With my first child, I was a stay-at-home mom, and the year and a half I spent nursing him was one of the most rewarding things I’ve done as a parent. With my second, I knew I was going back to work after 12 weeks, but I was determined to continue nursing. And so far I have.

The Workplace Shuffle

It’s not always easy. There are the awkward conversations with co-workers about breastfeeding. There was the time I was almost walked in on, mid-pumping, because I forgot to note the Mother’s Room as “occupied.” There are the meetings that run over into my scheduled pumping breaks, when things start to become physically uncomfortable. I have to constantly remind myself that it’s worth the effort.

There are countless health benefits of breastfeeding for babies, but what’s in it for the working mom? Plenty! Here are five reasons to keep breastfeeding when you return to work.

Why It’s Worth It

  1. You become a queen of multi-tasking. While it’s nice to just close your eyes and relax for a few minutes while you pump, there’s nothing to stop you from working on your laptop or checking your work email on your phone. You don’t have to feel guilty about being away from your desk 2-3 times a day – you can take your work with you.

    Image: Kelly Thompson. Pictured, Maggie daughter
    Image: Kelly Thompson. Pictured, Maggie’s daughter
  2. You don’t have to spend money on formula. Save your money for a rainy day. You will need to invest in an electric breast pump, but some insurance plans will cover the cost of this purchase . Call the number on the back of your insurance card to see if your plan qualifies for a free pump. On the other hand, formula isn’t cheap.
  3. You can unwind when you get home from work. When I get home from work, it’s true that I have a million things to do – kids that need attention, dinner that needs to be made. But there’s no bottle preparation. And the reunion with my baby is made even sweeter by nursing her.
  4. You can exercise your rights. You have a legal right to a non-bathroom space to pump, and a right to use reasonable break times for pumping. At BCBSNC, we have really nice rooms for just this purpose in all of our buildings, each equipped with a multi-user, hospital-grade pump. About 45 percent of our employees returning from maternity leave use these rooms for at least some amount of time.
  5. You don’t have to do it forever. Though we’d like for them to stay sweet and little forever, babies grow up.
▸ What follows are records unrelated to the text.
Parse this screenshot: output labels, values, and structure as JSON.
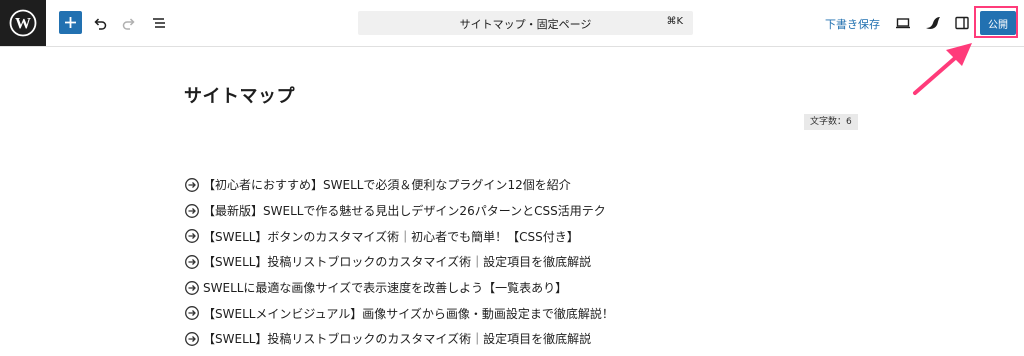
{
  "header": {
    "command_title": "サイトマップ・固定ページ",
    "command_shortcut": "⌘K",
    "save_draft_label": "下書き保存",
    "publish_label": "公開"
  },
  "editor": {
    "page_title": "サイトマップ",
    "char_count": "文字数：6"
  },
  "post_list": [
    "【初心者におすすめ】SWELLで必須＆便利なプラグイン12個を紹介",
    "【最新版】SWELLで作る魅せる見出しデザイン26パターンとCSS活用テク",
    "【SWELL】ボタンのカスタマイズ術｜初心者でも簡単！【CSS付き】",
    "【SWELL】投稿リストブロックのカスタマイズ術｜設定項目を徹底解説",
    "SWELLに最適な画像サイズで表示速度を改善しよう【一覧表あり】",
    "【SWELLメインビジュアル】画像サイズから画像・動画設定まで徹底解説！",
    "【SWELL】投稿リストブロックのカスタマイズ術｜設定項目を徹底解説"
  ],
  "colors": {
    "accent": "#2271b1",
    "annotation": "#ff3b7a",
    "dark": "#1e1e1e"
  },
  "icons": [
    "wordpress-logo-icon",
    "plus-icon",
    "undo-icon",
    "redo-icon",
    "list-view-icon",
    "desktop-preview-icon",
    "swell-logo-icon",
    "sidebar-toggle-icon",
    "circle-arrow-right-icon"
  ]
}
They turn into feisty kindergarteners. Then they’re sullen teenagers. Then they (hopefully) leave your house. In the scheme of life, the time you spend breastfeeding and pumping at work is just a blip. Nor does it have to be all-or-nothing. Many people supplement with formula, and that’s fine too.

In North Carolina, only about 20% of babies are still exclusively getting breast milk at six months (in addition to solid foods), according to the CDC, but the American Academy of Pediatrics recommends breastfeeding at least through the first year. The World Health Organization says at least two years.

Breastfeeding is a personal decision, and there’s no right or wrong answer – we’re all just trying to do our best. But I hope that if it’s something you want to do, that you can do it. Despite all of the challenges, it’s worth it.